Open ghost opened this issue 6 years ago • 5 comments

In my code, plotting the entire bipartite graph takes much less time than plotting one of the projections alone (which, of course, have less nodes than the bipartite graph, since it is only a part of the bipartite graph). How can it be?

Here is the code:

rm(list=ls())
library(igraph)
library(tictoc)
nodes <- read.csv("./ma_nodes.csv", header=T, as.is=T)
links <- read.csv("./ma_edges.csv", header=T, as.is=T)
nodes$type <- as.logical(nodes$IsInvestor)
net <- graph_from_data_frame(d=links, vertices=nodes, directed=T)
net.bp <- bipartite_projection(net, multiplicity=F)
net.prj1 = net.bp$proj1
net.prj2 = net.bp$proj2

tic("Plotting bibpartite net")
plot(net)
toc()

tic("Plotting prj2")
plot(net.prj2)
toc()

tic("Plotting prj1")
plot(net.prj1)
toc()

Here is the result:

Plotting bibpartite net: 5.04 sec elapsed
Plotting prj2: 0.21 sec elapsed
Plotting prj1: 77.9 sec elapsed

Also note that using Sys.time() to measure time (and taking the difference end time - start time), this effect is not captured: the result would be that plotting prj1 takes less time than plotting net. But this is not true: plotting the last graph takes way more time than plotting the other twos. It is a problem of sys.time() which is not able to capture that (maybe it has to do with the problem?)

What is going on here?

I can send the files of the dataset if you want, I am just not sure how I can do that

ghost avatar Mar 03 '19 16:03 ghost

It is not the number of nodes that primarily matters when plotting a graph but the number of edges. A bipartite projection can easily have more edges than the initial graph; if you have a vertex of type A with d neighbors of type B in the bipartite graph, the corresponding subgraph in the type B bipartite projection will have d*(d-1)/2 edges. You only need a few vertices of high degree in the initial graph to see this effect.
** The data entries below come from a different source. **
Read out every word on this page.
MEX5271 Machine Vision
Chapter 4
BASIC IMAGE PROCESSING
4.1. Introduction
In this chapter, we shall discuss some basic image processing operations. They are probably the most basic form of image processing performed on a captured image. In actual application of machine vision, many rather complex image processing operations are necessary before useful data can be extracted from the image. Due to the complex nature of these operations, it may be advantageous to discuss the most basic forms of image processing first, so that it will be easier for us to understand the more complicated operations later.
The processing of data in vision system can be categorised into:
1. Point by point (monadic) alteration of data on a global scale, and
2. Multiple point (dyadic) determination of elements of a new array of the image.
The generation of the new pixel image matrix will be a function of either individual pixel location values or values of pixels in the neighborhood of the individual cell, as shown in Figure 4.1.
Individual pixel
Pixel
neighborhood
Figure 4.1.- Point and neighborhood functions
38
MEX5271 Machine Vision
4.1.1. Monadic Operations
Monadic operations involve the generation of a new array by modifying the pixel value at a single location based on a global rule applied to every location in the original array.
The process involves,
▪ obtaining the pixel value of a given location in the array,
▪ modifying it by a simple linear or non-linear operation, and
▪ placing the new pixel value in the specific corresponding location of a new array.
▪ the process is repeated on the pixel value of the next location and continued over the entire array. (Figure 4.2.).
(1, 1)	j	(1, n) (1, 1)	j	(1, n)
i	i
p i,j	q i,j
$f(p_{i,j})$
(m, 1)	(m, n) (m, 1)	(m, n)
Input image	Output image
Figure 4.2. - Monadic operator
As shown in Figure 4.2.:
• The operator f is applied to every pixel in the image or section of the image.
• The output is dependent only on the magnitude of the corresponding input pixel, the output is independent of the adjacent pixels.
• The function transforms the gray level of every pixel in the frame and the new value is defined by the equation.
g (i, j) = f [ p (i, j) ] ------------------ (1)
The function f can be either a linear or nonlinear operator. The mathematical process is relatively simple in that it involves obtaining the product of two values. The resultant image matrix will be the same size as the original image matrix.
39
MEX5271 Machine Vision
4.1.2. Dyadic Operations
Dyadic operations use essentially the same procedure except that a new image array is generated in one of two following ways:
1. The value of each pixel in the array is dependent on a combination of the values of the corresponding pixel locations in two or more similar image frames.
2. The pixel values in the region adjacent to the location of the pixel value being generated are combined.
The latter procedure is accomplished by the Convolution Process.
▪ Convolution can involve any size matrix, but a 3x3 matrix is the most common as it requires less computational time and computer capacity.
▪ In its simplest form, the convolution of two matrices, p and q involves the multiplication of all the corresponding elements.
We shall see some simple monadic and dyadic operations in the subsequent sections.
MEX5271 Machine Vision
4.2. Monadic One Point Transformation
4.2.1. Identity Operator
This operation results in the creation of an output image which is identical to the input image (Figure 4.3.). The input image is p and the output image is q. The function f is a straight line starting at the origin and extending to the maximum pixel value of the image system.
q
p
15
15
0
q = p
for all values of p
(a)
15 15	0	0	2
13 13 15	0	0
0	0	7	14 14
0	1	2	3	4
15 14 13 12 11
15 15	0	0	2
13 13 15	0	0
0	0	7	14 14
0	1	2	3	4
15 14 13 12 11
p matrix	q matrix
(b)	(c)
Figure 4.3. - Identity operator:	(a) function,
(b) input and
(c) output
ntamas avatar Mar 03 '19 19:03 ntamas

I see. Is there a way to speed up the plot? I tried to install the Intel MKL libraries but nothing

ghost avatar Mar 04 '19 06:03 ghost

The Intel MKL libraries would have no effect here.

Is there a way to speed up the plot?

There are two significant time-consuming parts of a plotting call: the layout calculation and the actual drawing itself. You can try using a different layout algorithm using the layout=... argument of the plot() function. layout="circle" can be calculated fast so if plotting is still slow with layout=..., then the drawing is the bottleneck -- otherwise you might be lucky with a different layout algorithm.

ntamas avatar Mar 04 '19 08:03 ntamas

Actually I am pre-calulating the layout in the real code, and then passing to the function the layout parameter

ghost avatar Mar 04 '19 09:03 ghost

The graphics device can be slow as well, e.g. with anti-aliasing, etc.